A Journey Through Yesteryear Ghost Railroads Of Central Arizona BY John W Sayre
Softcover 151 pages
Copyright 1985 THIRD PRINTING 1990

CONTENTS
Acknowledgements
Preface
Introduction
Railroad Construction
Railroad Operation
Timetables
Prescott and Eastern Junction
Yaeger Siding
Cherry Creek Station
Humboldt Station
Iron King Spur
Chaparral Spur
Huron Station
Poland Junction
Arizona City Spur
Mayer Station
Gray Eagle Spur
Blue Bell Siding
Cordes Siding
Turkey Creek Spur
Middelton Station
Peck Siding
Saddle Spur
Horse Thief Spur
Crown King Station
Henrietta Spur
Eugenie Spur
Providence Station
Block Spur
Poland Station
Epilogue
Bibliography
Index

INTRODUCTION
The ribbon of steel delivered settlers, supplies, and dreams to the American West, but just as importantly brought Eastern capital to an area wealthy in resources but desperately poor in investment. The first transcontinental railroad was completed in 1869, and by 1890 railroad tracks crisscrossed the plains and mountains of the colorful West.
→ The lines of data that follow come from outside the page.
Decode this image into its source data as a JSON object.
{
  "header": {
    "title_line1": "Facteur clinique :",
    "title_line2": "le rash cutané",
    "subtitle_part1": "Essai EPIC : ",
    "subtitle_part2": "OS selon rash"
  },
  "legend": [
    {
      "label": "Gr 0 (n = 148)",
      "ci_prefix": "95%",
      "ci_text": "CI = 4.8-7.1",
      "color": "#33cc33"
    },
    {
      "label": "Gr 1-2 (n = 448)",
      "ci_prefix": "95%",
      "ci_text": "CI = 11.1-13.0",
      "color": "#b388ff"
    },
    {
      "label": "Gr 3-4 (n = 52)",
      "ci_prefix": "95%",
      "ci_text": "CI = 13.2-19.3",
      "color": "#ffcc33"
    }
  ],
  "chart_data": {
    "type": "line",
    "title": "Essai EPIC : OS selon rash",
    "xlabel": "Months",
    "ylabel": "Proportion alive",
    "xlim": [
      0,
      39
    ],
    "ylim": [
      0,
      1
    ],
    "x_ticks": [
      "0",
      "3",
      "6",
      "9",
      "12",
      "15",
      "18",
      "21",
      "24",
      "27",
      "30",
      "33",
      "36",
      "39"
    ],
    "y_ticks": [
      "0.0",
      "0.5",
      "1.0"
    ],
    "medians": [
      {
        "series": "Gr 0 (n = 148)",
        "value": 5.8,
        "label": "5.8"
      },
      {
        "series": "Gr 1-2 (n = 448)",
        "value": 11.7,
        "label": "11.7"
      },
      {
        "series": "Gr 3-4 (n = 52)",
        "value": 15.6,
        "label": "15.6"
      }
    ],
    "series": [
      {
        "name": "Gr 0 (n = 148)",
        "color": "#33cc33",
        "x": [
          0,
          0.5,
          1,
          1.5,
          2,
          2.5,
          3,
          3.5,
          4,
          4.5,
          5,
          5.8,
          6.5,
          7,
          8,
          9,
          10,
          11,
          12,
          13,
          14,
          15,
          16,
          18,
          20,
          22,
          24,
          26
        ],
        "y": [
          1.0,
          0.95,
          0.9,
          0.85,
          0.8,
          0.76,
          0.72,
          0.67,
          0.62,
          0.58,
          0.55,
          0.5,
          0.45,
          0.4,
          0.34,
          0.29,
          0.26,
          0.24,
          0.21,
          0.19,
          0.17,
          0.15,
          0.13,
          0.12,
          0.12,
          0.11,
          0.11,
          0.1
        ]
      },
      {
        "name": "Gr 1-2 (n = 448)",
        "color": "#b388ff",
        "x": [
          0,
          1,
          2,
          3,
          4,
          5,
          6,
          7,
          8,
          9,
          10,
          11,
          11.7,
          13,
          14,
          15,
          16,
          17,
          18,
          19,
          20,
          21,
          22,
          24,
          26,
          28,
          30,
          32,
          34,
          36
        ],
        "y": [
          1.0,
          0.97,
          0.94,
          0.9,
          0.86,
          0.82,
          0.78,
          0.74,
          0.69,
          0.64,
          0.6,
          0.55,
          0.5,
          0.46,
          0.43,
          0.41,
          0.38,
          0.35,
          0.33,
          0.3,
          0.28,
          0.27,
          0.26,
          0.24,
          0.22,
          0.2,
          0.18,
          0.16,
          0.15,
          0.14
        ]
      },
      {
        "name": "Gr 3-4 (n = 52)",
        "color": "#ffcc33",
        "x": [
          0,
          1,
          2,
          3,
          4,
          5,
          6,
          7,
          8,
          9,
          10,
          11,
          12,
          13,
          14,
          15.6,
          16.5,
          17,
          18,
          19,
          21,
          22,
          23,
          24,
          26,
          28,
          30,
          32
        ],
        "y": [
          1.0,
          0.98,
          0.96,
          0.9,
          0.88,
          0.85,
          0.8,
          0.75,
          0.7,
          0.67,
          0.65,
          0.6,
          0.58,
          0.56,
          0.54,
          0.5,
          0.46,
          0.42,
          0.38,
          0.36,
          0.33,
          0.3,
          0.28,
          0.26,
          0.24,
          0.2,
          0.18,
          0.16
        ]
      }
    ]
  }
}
In that year, the Census Bureau announced that the West was officially settled, and admittedly it was a West far different from the one gazed upon by Lewis and Clark, but the area looked much more settled from offices in Washington than it did from the middle of "God's country." While Easterners availed themselves of the latest inventions and innovations, life in the West was still difficult and centered around necessities such as food, water, clothing, and shelter.
Nowhere was the rugged life-style more apparent than in mining towns. These small pockets of settlement were usually in isolated locations where chances of survival were little better than chances of striking it rich. The normal life span of mining town residents was even shorter than the national average, which, in the year 1900 was only 47.3 years. The face of mining changed as Eastern capital flowed into the mining regions of the West. Large corporations replaced prospectors and the small local mining company.
Mining in Yavapai County, Arizona Territory, experienced this transitional period in mining evolution during the decade of the eighties. Miners had worked with picks, shovels, or gold pans; valuable discoveries had made prospectors very wealthy overnight. Gold and silver discoveries attracted large numbers of miners with big hopes and small amounts of money for equipment. Until about 1890, news of each strike started a "rush."
It soon became necessary to dig deeper into the earth to recover precious and industrial metals.